Location: Food and Feed Safety ResearchTitle: Paenibacillus 79R4, a potential rumen probiotic to enhance nitrite detoxification and methane mitigation in nitrate-treated ruminants
|LATHAM, ELIZABETH - Texas A&M University|
|PINCHAK, WILLIAM - Texas A&M Agrilife|
|TRACHSEL, JULIAN - Iowa State University|
Submitted to: Science of the Total Environment
Publication Type: Peer Reviewed Journal
Publication Acceptance Date: 3/24/2019
Publication Date: 3/25/2019
Citation: Latham, E.A., Pinchak, W.E., Trachsel, J., Allen, H.K., Callaway, T.R., Nisbet, D.J., Anderson, R.C. 2019. Paenibacillus 79R4, a potential rumen probiotic to enhance nitrite detoxification and methane mitigation in nitrate-treated ruminants. Science of the Total Environment. 671:324-328. https://doi.org/10.1016/j.scitotenv.2019.03.390.

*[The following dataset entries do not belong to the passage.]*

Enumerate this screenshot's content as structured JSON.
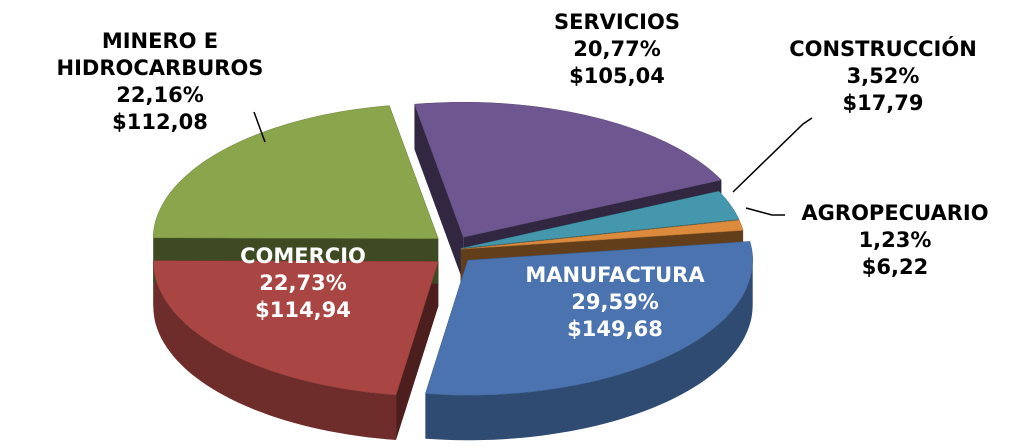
{
  "chart_data": {
    "type": "pie",
    "categories": [
      "MANUFACTURA",
      "COMERCIO",
      "MINERO E HIDROCARBUROS",
      "SERVICIOS",
      "CONSTRUCCIÓN",
      "AGROPECUARIO"
    ],
    "values": [
      29.59,
      22.73,
      22.16,
      20.77,
      3.52,
      1.23
    ],
    "value_labels": [
      "29,59%",
      "22,73%",
      "22,16%",
      "20,77%",
      "3,52%",
      "1,23%"
    ],
    "amounts": [
      149.68,
      114.94,
      112.08,
      105.04,
      17.79,
      6.22
    ],
    "amount_labels": [
      "$149,68",
      "$114,94",
      "$112,08",
      "$105,04",
      "$17,79",
      "$6,22"
    ],
    "colors": [
      "#4a73b0",
      "#a94542",
      "#8aa54b",
      "#6e5690",
      "#4497ad",
      "#dc8a3c"
    ]
  }
}
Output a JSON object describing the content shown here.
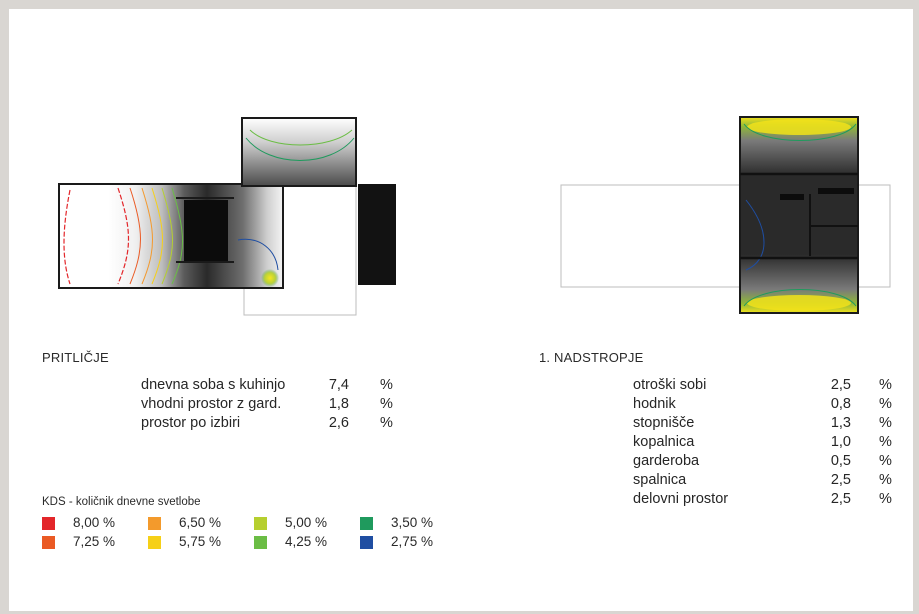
{
  "ground_floor": {
    "title": "PRITLIČJE",
    "rows": [
      {
        "label": "dnevna soba s kuhinjo",
        "value": "7,4",
        "unit": "%"
      },
      {
        "label": "vhodni prostor z gard.",
        "value": "1,8",
        "unit": "%"
      },
      {
        "label": "prostor po izbiri",
        "value": "2,6",
        "unit": "%"
      }
    ]
  },
  "first_floor": {
    "title": "1. NADSTROPJE",
    "rows": [
      {
        "label": "otroški sobi",
        "value": "2,5",
        "unit": "%"
      },
      {
        "label": "hodnik",
        "value": "0,8",
        "unit": "%"
      },
      {
        "label": "stopnišče",
        "value": "1,3",
        "unit": "%"
      },
      {
        "label": "kopalnica",
        "value": "1,0",
        "unit": "%"
      },
      {
        "label": "garderoba",
        "value": "0,5",
        "unit": "%"
      },
      {
        "label": "spalnica",
        "value": "2,5",
        "unit": "%"
      },
      {
        "label": "delovni prostor",
        "value": "2,5",
        "unit": "%"
      }
    ]
  },
  "legend": {
    "title": "KDS - količnik dnevne svetlobe",
    "items": [
      {
        "label": "8,00 %",
        "color": "#e3262a"
      },
      {
        "label": "7,25 %",
        "color": "#ea5a24"
      },
      {
        "label": "6,50 %",
        "color": "#f39a2c"
      },
      {
        "label": "5,75 %",
        "color": "#f6d017"
      },
      {
        "label": "5,00 %",
        "color": "#b6cf2f"
      },
      {
        "label": "4,25 %",
        "color": "#6bbd45"
      },
      {
        "label": "3,50 %",
        "color": "#1f9a5d"
      },
      {
        "label": "2,75 %",
        "color": "#1f4ea2"
      }
    ]
  }
}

Interpretive Summary: Cattle and sheep are important meat- and milk-producing animals that can sometimes carry unwanted foodborne pathogens in their gastrointestinal tract and emit considerable amounts of methane, a potent greenhouse gas, into the atmosphere due to digestive inefficiencies in their gut. Recently, we isolated a novel pathogen-fighting bacterium, which we have named Paenibacillus 79R4, from the gut of a cow and found in laboratory studies that this beneficial bacterium could dramatically reduce methane production by gut bacteria when grown with a certain nutrient. The objective of this study was to see if the laboratory results could be repeated in real world animal settings. We found that when the special nutrient, called nitrate, and Paenibacillus 79R4 were administered to Holstein steers, methane-production by the steers' gut contents was significantly decreased. The nitrate-treated steers administered both the nutrient and Paenibacillus 79R4 had a better blood profile than steers that were administered only the nutrient. Accumulations of fermentation acids and determinations of fermentation efficiency revealed that steers administered both Paenibacillus 79R4 and nitrate were improved compared to steers administered nitrate alone. These results demonstrate that inoculation of nitrate-fed ruminants with Paenibacillus 79R4 can help prevent and reduce methane emissions without inhibiting fermentation efficiency by the microbial ecosystem. Ultimately, this research will help farmers and ranchers produce safer food at less cost and lower environmental impact.
Technical Abstract: This study aimed to investigate the effects of dietary nitrate and a denitrifying ruminal bacterium selected for enhanced nitrate- and nitrite-metabolizing ability, designated as Paenibacillus 79R4 (79R4) in vivo. Measurements included methane emissions, nitrate- and nitrite-metabolizing ability, and volatile fatty acid concentrations. When inoculated to nitrate-treated (83 mg sodium nitrate/kg body weight) Holstein steers (786 ± 29.3 kg), the strain 79R4 (provided to achieve 10**6 cells/mL rumen contents) tended to decrease methane-producing activity of ruminal contents more (P < 0.10) than by nitrate treatment alone (51 versus 46%). The nitrate-treated steers inoculated with strain 79R4 tended to have less methemoglobin (P < 0.10) and had increased ruminal nitrate- and nitrite- metabolizing activity (P < 0.05) compared with steers treated with nitrate alone. Accumulations of fermentation acids and estimates of amounts of hexose fermented in the rumen of animals administered the nitrite-selected Paenibacillus 79R4 and nitrate were more similar to pretreated animals than to steers administered nitrate alone. These results demonstrate that inoculation of nitrate-fed ruminants with the nitrite-selected Paenibacillus 79R4 can help prevent nitrite toxicity in the host while maintaining benefits of reduced methane emissions without inhibiting fermentation efficiency by the microbial ecosystem.